I’m not saying the report from John Rodakis isn’t a possible key to treating autism. What people should do is realize what medical studies are filled with. The reports are littered with ‘treatment x could do this,’ or ‘something is possibly connected to this.’ Correlation? Maybe. Causation? Maybe again.

Autism and Antibiotics?

So, with the disclaimer out of the way, what did Mr. Rodakis find? The hope is he better connected gut bacteria with autism spectrum disorder (ASD).

Published in Microbial Ecology in Health and Disease, John Rodakis reviewed recent research between the link and talked about his recent experience with his own child.

What the medical venture capitalist noticed was his son’s autism symptoms improved dramatically after being treated with antibiotics for a strep throat infection.
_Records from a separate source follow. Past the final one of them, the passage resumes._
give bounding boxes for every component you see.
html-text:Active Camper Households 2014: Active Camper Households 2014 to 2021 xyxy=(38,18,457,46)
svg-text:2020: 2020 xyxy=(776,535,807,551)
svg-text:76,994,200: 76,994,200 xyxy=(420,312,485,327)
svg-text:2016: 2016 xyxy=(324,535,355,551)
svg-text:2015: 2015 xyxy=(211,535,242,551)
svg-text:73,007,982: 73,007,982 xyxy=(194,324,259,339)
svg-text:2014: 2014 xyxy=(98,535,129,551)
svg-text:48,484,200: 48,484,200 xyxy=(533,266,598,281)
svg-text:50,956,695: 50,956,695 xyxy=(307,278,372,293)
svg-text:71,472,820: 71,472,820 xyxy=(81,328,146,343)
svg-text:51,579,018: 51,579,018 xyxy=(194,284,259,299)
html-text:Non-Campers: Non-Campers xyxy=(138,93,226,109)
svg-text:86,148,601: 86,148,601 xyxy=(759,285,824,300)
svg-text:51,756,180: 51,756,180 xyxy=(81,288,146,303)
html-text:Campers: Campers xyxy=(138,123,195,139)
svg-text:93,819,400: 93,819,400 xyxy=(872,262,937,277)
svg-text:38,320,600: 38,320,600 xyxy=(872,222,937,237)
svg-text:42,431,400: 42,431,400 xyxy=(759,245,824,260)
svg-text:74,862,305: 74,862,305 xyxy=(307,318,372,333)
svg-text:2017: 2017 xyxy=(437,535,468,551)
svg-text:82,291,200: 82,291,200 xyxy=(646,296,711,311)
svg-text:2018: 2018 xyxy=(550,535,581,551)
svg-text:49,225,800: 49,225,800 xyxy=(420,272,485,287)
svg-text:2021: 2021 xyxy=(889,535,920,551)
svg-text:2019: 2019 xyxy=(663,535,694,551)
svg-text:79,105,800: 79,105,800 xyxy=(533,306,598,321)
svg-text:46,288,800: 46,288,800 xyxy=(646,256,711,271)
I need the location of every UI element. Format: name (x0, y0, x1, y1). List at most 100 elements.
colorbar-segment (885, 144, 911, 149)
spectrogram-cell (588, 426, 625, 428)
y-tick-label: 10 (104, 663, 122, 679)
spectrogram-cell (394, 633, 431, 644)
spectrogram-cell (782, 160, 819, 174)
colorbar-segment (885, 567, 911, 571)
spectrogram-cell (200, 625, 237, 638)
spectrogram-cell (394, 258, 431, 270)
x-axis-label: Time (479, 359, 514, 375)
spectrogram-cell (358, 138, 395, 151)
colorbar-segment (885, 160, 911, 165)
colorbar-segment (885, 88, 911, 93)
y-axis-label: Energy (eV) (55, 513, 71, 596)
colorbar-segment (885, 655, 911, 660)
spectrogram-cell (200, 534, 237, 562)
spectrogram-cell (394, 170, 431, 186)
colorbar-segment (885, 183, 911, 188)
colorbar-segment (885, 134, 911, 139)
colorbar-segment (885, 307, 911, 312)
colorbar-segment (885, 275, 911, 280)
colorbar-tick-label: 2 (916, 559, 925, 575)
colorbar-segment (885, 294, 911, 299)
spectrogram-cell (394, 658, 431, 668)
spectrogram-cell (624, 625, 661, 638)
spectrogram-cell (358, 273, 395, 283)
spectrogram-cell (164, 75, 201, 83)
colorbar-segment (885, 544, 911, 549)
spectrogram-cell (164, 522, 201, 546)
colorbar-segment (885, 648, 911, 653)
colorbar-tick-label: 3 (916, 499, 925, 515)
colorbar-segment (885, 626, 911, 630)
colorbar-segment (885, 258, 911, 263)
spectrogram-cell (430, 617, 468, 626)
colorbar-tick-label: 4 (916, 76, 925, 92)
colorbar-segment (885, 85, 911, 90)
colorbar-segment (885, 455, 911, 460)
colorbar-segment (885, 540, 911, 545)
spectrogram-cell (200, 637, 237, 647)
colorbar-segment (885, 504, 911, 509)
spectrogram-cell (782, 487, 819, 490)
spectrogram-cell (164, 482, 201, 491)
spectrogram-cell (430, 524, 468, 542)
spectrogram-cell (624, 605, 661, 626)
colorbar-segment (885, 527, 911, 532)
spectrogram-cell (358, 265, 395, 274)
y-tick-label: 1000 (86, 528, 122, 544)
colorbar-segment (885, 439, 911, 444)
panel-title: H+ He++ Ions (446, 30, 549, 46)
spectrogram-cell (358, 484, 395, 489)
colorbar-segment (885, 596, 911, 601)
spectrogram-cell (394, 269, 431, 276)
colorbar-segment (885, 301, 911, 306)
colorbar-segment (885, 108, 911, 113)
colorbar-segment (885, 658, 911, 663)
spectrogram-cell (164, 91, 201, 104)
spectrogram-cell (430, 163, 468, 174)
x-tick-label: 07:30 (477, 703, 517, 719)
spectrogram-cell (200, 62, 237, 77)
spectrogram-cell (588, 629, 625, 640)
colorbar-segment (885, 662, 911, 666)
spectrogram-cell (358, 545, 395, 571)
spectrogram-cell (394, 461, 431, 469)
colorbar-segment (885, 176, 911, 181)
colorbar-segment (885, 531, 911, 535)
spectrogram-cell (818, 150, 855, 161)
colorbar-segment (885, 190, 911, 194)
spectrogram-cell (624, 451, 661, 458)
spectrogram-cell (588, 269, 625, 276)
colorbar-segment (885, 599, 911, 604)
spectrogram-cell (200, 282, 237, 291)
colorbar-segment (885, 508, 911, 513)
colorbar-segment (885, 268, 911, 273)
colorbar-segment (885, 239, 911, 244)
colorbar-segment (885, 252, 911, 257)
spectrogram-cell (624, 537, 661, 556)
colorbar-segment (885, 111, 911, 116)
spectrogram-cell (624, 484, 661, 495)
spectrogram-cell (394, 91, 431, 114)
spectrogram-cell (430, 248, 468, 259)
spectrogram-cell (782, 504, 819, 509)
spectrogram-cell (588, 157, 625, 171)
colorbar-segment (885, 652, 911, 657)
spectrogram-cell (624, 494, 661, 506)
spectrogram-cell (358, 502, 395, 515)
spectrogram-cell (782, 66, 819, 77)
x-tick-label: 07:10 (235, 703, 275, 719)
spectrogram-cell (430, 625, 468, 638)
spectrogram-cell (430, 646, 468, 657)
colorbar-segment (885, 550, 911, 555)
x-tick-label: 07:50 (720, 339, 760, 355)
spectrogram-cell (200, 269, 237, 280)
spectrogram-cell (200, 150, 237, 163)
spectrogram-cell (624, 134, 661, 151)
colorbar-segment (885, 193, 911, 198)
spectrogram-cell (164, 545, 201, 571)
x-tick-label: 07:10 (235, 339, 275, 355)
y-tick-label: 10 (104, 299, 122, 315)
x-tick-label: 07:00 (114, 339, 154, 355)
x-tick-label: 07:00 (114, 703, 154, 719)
Rodakis is quick to say he’s not advocating parents rush to their doctors for prescription antibiotics.

“I’m not advocating the use of antibiotics as a long-term treatment for autism, but I would like to see serious medical research into why some children seem to improve when taking antibiotics.”

That’s the correct approach, though not one parents want to hear. More studies. More time. No one can fault someone for wanting an answer now.

“We want to be careful that we don’t create a mad rush for parents to go and put their ASD kids on antibiotics,” he said. “It’s my hope that by studying these antibiotic-responding children, we can learn more about the core biology of autism.”

Gut Bacteria and Autism

His son’s temporary improvement isn’t something new. And, that’s what has people talking. A recent Arizona State University study found autistic children had less diversity in the types of bacteria found in their guts over children developing normally. A child on the autistic spectrum has a vastly different microbiome versus a child not on the spectrum.

That leads to the gut-brain connection. The idea is in its infancy when it comes to connecting the microbiome of your gut and autism.

“Many in the research community are now beginning to view autism as something more akin to a metabolic syndrome, one that the microbiome may play a role in,” he said.

That’s the key. Attack autism from all directions. Maybe a variation of antibiotics does hold the key. Just maybe Mr. Rodakis noticing the symptom changes is the spark leading to answers for millions of parents.